According to the prosecution, the story about the Roma was a concoction and Palfreeman was simply a dangerous sociopath who attacked Andrei Monov and his friends unprovoked. The fact the group was seen by independent witnesses throwing paving stones at Palfreeman was explained away as a defensive reaction after the stabbings.

Hawkins highlights several problems with the case, including unexplained failures to interview key witnesses and to secure relevant CCTV footage on the part of police, as well as a prejudicial pre‑trial interview with the prosecutor. She also details inconsistencies in statements from prosecution witnesses and raises serious doubts about the forensic pathology. Independent psychologists’ positive assessment of Palfreeman is ignored in favour of the assessment of the victim’s father, who also happens to be suing Palfreeman for damages arising out of the incident (as part of the same proceedings). Palfreeman’s own father is pressed into the demanding role of second counsel for the defence, despite his lack of legal training.

Hawkins’ account raises serious concerns about the fairness of Palfreeman’s trial. Bulgaria is party to both the European Convention on Human Rights and the International Covenant on Civil and Political Rights, which guarantee impartial tribunals and the presumption of innocence. Both of these seem to have been found wanting in this case.

Having previously worked as a legal adviser to an international NGO which aims to stamp out torture and other ill-treatment in detention, I was struck particularly by Hawkins’ descriptions of the conditions Palfreeman faced (indeed, still faces). He suffered a beating in the police van immediately after his arrest, and has since endured appalling prison conditions, including:

  • being forced to heat food with razor blades fashioned into an element heated by wires inserted directly into the mains;
  • being asked, during a tuberculosis outbreak in the prison, to submit to a blood test with no guarantee of a clean needle;
  • being sent to solitary confinement in freezing temperatures for insisting on consistent enforcement of prison regulations.

As recently as December last year, the European Committee for the Prevention of Torture reported that the Bulgarian prison system displays “disturbing levels of overcrowding”, material conditions which are “not acceptable” and health care which was not “worthy of the name”.

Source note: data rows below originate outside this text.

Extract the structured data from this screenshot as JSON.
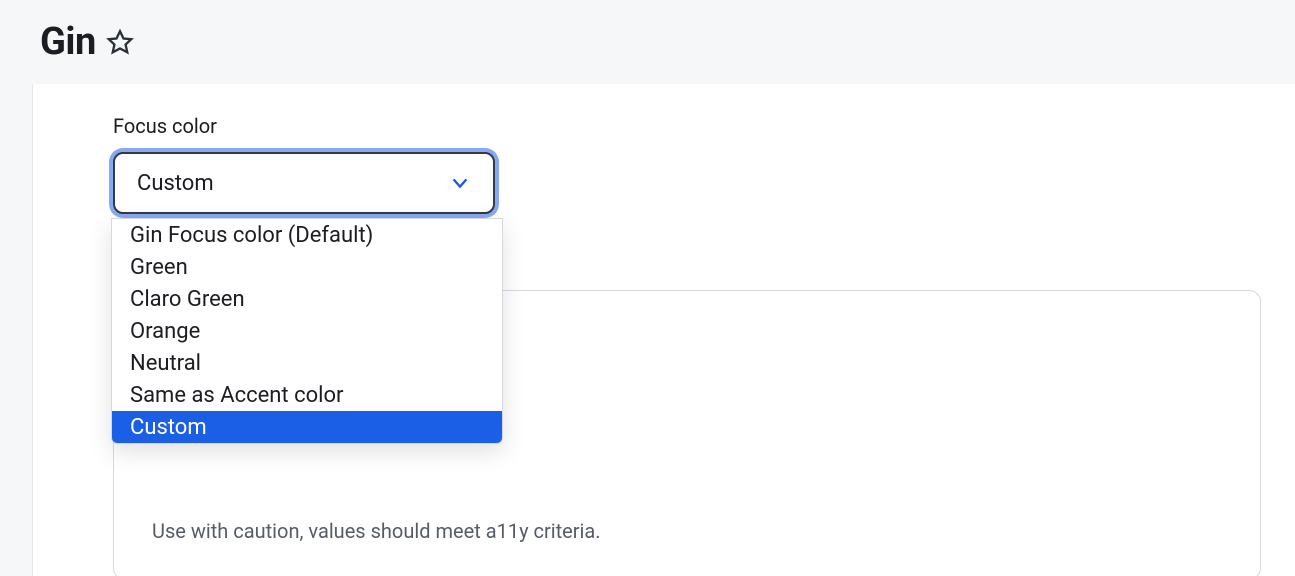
{
  "header": {
    "title": "Gin"
  },
  "form": {
    "focus_color": {
      "label": "Focus color",
      "selected": "Custom",
      "options": [
        "Gin Focus color (Default)",
        "Green",
        "Claro Green",
        "Orange",
        "Neutral",
        "Same as Accent color",
        "Custom"
      ],
      "hint": "Use with caution, values should meet a11y criteria."
    }
  }
}
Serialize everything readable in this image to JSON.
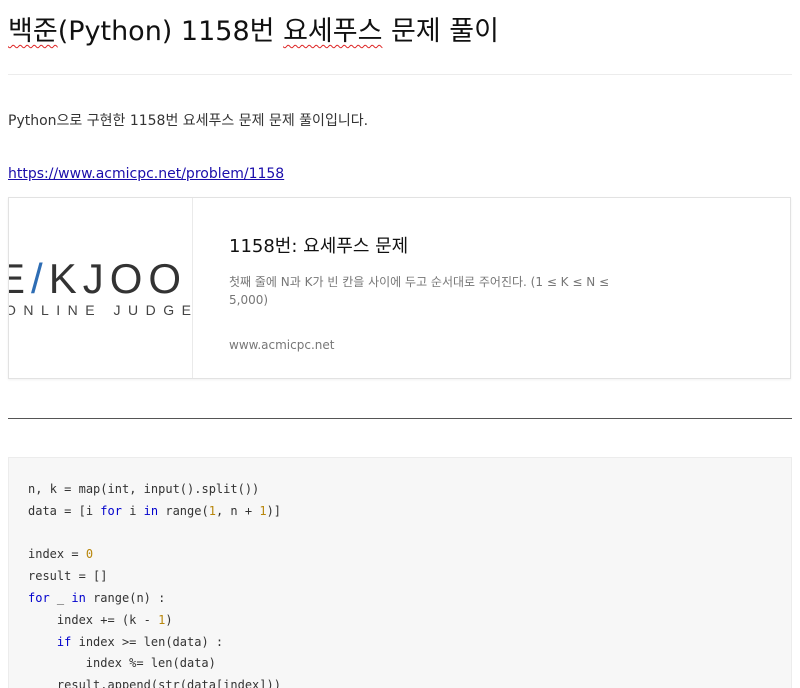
{
  "post": {
    "title_underlined": "백준",
    "title_rest": "(Python) 1158번 ",
    "title_underlined2": "요세푸스",
    "title_tail": " 문제 풀이",
    "intro": "Python으로 구현한 1158번 요세푸스 문제 문제 풀이입니다.",
    "link": "https://www.acmicpc.net/problem/1158"
  },
  "og_card": {
    "logo_prefix": "E",
    "logo_accent": "/",
    "logo_suffix": "KJOO",
    "logo_sub": "ONLINE JUDGE",
    "title": "1158번: 요세푸스 문제",
    "description": "첫째 줄에 N과 K가 빈 칸을 사이에 두고 순서대로 주어진다. (1 ≤ K ≤ N ≤ 5,000)",
    "host": "www.acmicpc.net"
  },
  "code": {
    "language": "python",
    "lines": [
      "n, k = map(int, input().split())",
      "data = [i for i in range(1, n + 1)]",
      "",
      "index = 0",
      "result = []",
      "for _ in range(n) :",
      "    index += (k - 1)",
      "    if index >= len(data) :",
      "        index %= len(data)",
      "    result.append(str(data[index]))"
    ]
  },
  "colors": {
    "keyword": "#0000cc",
    "number": "#b8860b",
    "link": "#1a0dab",
    "logo_accent": "#2e6db4"
  }
}
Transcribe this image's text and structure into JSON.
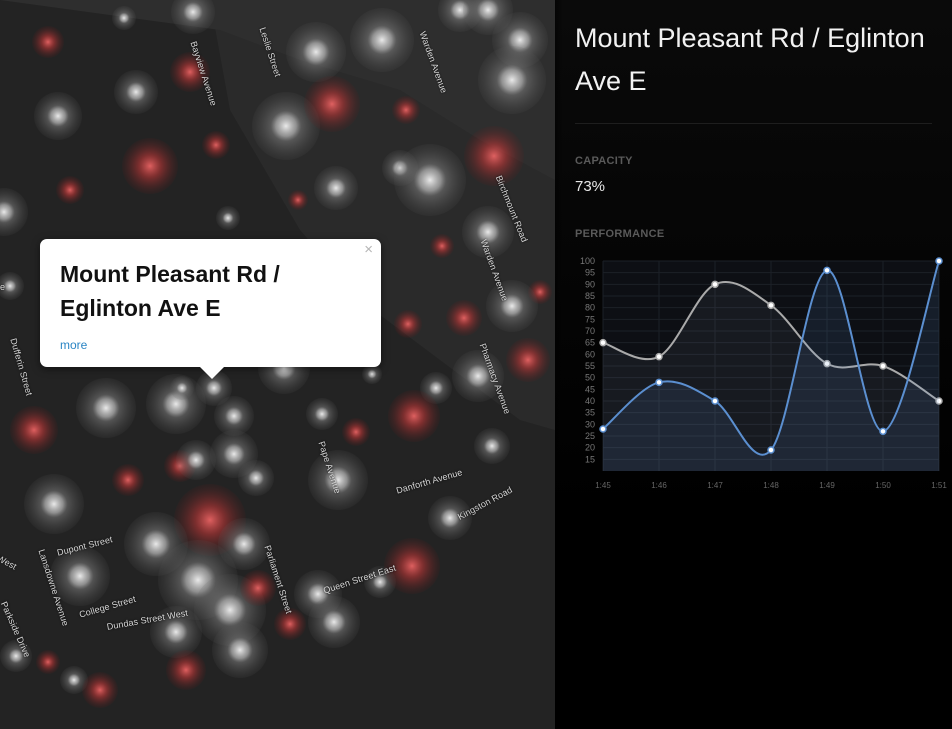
{
  "map": {
    "streets": [
      {
        "name": "Bayview Avenue"
      },
      {
        "name": "Leslie Street"
      },
      {
        "name": "Warden Avenue"
      },
      {
        "name": "Birchmount Road"
      },
      {
        "name": "Warden Avenue"
      },
      {
        "name": "Pharmacy Avenue"
      },
      {
        "name": "Pape Avenue"
      },
      {
        "name": "Danforth Avenue"
      },
      {
        "name": "Kingston Road"
      },
      {
        "name": "Dufferin Street"
      },
      {
        "name": "Dupont Street"
      },
      {
        "name": "Lansdowne Avenue"
      },
      {
        "name": "College Street"
      },
      {
        "name": "Dundas Street West"
      },
      {
        "name": "Parliament Street"
      },
      {
        "name": "Queen Street East"
      },
      {
        "name": "Parkside Drive"
      },
      {
        "name": "West"
      },
      {
        "name": "e"
      }
    ]
  },
  "popup": {
    "title": "Mount Pleasant Rd / Eglinton Ave E",
    "link": "more",
    "close": "×"
  },
  "panel": {
    "title": "Mount Pleasant Rd / Eglinton Ave E",
    "capacity_label": "CAPACITY",
    "capacity_value": "73%",
    "performance_label": "PERFORMANCE"
  },
  "chart_data": {
    "type": "line",
    "categories": [
      "1:45",
      "1:46",
      "1:47",
      "1:48",
      "1:49",
      "1:50",
      "1:51"
    ],
    "yticks": [
      15,
      20,
      25,
      30,
      35,
      40,
      45,
      50,
      55,
      60,
      65,
      70,
      75,
      80,
      85,
      90,
      95,
      100
    ],
    "ylim": [
      10,
      100
    ],
    "series": [
      {
        "values": [
          65,
          59,
          90,
          81,
          56,
          55,
          40
        ],
        "color": "#aaaaaa"
      },
      {
        "values": [
          28,
          48,
          40,
          19,
          96,
          27,
          100
        ],
        "color": "#5b8fd0"
      }
    ],
    "grid": true
  }
}
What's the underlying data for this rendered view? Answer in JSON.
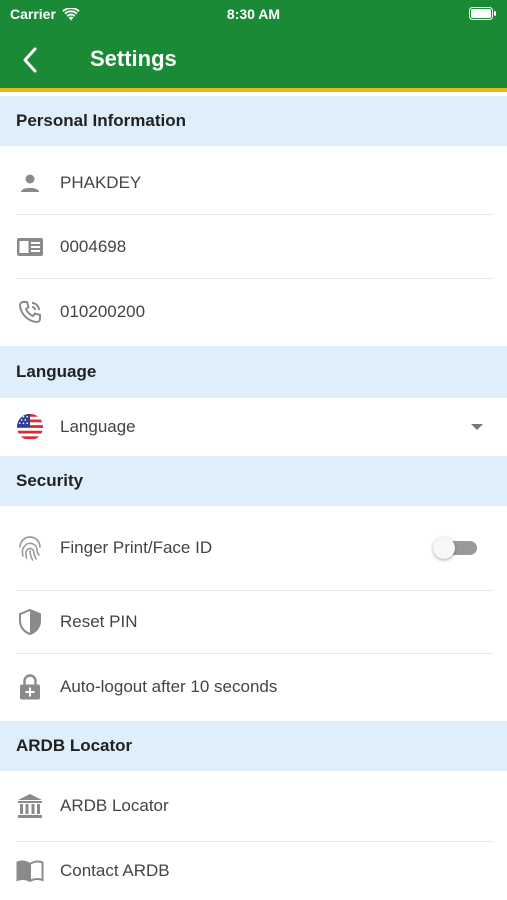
{
  "status_bar": {
    "carrier": "Carrier",
    "time": "8:30 AM"
  },
  "header": {
    "title": "Settings"
  },
  "personal_information": {
    "title": "Personal Information",
    "name": "PHAKDEY",
    "id": "0004698",
    "phone": "010200200"
  },
  "language": {
    "title": "Language",
    "label": "Language"
  },
  "security": {
    "title": "Security",
    "fingerprint_label": "Finger Print/Face ID",
    "fingerprint_enabled": false,
    "reset_pin_label": "Reset PIN",
    "auto_logout_label": "Auto-logout after 10 seconds"
  },
  "ardb_locator": {
    "title": "ARDB Locator",
    "locator_label": "ARDB Locator",
    "contact_label": "Contact ARDB"
  },
  "colors": {
    "brand_green": "#1a8a37",
    "accent_yellow": "#e8b81a",
    "section_bg": "#deeefb",
    "icon_gray": "#8a8a8a"
  }
}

The book’s inevitably gloomy conclusion is lightened somewhat by the revelation that Palfreeman seems to have discovered a new purpose. With the help of the Bulgarian Helsinki Committee, he has formed an official Prisoners Rehabilitation Association to advocate for prisoners’ rights – the first of its kind in Bulgaria. He is also planning to appeal his case to the European Court of Human Rights.

Although it could apply equally to Palfreeman’s family, the description “every parent’s nightmare” actually seems to have been inspired by the man who arranged Andrei Monov’s funeral. With the 20-year sentence confirmed by Bulgaria’s highest court, nightmare is certainly an apt description for the experience of both the Palfreemans and the Monovs.